Reaction of [U(Tp Me2) 2(NR 2)] (R = Ph, SiMe 3) with protic substrates such as 2,4,6-trimethylphenol (HOC 6H 2-2,4,6-Me 3), 3,5-dimethylpyrazole (Hdmpz), 2-mercaptopyridine (HSC 5H 4N) and phenylacetylene (HCCPh) afforded the corresponding [U(Tp Me2) 2(OAr)] (Ar = C 6H 2-2,4,6-Me 3) ( 1), [U(Tp Me2) 2(dmpz)] ( 2), [U(Tp Me2) 2(η 2-SC 5H 4N)] ( 3), and [U(Tp Me2) 2(CCPh)] ( 4) compounds. Reaction of [U(Tp Me2) 2(NR 2)] with Me 3SnCl or Me 3SiBr gave [U(Tp Me2) 2Cl] ( 5) and [U(Tp Me2) 2Br] ( 6), respectively, in high yield. The amido precursors failed to react with cyclopentadiene, but metathesis of [U(Tp Me2) 2I] with NaCp yielded [U(κ 3-Tp Me2)(κ 2-Tp Me2)(η 5-Cp)] ( 7).
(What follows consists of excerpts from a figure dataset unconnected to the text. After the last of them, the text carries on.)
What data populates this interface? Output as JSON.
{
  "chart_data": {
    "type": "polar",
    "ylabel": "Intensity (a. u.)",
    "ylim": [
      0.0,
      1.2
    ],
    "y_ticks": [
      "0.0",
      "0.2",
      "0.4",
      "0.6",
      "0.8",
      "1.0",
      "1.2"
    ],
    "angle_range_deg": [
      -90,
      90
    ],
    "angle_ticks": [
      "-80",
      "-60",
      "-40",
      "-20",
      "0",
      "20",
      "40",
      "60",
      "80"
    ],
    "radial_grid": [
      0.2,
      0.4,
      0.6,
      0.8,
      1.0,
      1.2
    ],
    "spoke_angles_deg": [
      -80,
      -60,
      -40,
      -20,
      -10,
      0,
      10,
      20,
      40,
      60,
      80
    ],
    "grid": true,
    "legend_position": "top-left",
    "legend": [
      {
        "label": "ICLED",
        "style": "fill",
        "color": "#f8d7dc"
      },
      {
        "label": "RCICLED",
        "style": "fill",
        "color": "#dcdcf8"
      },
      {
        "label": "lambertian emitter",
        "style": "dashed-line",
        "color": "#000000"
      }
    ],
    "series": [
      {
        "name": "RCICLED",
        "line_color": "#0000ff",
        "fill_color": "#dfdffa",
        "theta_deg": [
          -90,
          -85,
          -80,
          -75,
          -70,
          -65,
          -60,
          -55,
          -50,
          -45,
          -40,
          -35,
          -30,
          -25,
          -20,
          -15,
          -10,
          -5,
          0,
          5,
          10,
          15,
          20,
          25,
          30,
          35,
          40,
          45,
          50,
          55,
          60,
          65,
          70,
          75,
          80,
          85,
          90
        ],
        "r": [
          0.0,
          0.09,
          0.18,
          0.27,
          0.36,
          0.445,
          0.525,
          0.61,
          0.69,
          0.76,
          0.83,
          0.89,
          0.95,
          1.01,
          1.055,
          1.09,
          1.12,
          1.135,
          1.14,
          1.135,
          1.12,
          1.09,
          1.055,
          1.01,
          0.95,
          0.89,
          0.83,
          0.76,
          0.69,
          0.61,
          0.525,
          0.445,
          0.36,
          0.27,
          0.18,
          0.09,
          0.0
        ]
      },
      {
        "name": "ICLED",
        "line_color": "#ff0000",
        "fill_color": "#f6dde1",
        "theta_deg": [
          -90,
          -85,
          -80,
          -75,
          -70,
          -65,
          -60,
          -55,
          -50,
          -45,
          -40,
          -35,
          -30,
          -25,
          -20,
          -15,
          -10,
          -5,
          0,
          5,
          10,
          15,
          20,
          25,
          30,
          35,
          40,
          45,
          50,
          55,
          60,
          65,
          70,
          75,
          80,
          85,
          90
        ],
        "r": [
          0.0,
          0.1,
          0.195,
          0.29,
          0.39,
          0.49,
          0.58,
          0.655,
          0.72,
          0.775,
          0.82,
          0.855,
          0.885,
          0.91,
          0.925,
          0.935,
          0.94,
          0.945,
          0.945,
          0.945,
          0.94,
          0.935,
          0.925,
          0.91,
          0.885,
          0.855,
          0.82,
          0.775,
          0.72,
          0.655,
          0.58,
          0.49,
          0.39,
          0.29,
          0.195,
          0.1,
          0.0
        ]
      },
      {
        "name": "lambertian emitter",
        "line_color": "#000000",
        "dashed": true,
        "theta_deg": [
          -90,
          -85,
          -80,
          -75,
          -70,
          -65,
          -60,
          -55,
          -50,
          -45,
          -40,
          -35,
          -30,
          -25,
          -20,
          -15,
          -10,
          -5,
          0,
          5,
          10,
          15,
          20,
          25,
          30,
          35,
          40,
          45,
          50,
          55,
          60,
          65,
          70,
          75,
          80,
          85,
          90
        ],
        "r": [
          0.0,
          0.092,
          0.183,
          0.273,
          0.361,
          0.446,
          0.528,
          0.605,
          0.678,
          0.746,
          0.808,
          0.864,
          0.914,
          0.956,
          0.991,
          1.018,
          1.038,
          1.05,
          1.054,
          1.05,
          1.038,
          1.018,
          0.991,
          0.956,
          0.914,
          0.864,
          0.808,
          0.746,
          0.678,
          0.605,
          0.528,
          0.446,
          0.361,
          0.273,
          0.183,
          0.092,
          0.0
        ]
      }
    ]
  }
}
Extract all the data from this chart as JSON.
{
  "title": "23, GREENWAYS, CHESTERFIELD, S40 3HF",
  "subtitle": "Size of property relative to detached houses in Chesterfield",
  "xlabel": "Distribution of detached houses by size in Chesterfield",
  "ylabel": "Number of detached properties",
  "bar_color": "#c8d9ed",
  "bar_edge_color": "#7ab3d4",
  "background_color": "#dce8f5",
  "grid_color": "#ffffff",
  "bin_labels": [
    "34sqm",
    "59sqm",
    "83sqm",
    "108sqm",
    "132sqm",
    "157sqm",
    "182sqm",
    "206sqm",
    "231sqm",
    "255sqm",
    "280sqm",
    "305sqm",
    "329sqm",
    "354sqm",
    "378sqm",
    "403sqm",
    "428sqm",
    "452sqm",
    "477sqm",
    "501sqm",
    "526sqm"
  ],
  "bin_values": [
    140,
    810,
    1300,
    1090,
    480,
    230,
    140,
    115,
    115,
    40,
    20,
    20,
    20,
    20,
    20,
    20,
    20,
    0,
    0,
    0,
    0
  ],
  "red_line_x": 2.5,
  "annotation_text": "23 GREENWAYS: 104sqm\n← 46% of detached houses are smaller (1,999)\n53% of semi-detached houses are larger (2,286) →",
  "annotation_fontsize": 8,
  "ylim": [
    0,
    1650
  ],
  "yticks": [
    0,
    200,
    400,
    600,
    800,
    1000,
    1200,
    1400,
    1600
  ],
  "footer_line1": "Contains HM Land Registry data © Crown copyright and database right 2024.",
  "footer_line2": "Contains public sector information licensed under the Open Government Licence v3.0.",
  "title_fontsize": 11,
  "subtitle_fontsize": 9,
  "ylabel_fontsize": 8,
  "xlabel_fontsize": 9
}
Thermolysis of 7 resulted in oxidation of the metal centre and redistribution of the ligands, giving [UCp 3(dmpz)] ( 8), pyrazabole ( 9) and [U(Tp Me2)(dmpz) 3] ( 10). The complexes have been fully characterized by spectroscopic methods and the structures of 1, 2, and 5 were confirmed by X-ray crystallographic studies. In the solid state the complexes exhibit distorted pentagonal bipyramidal geometries.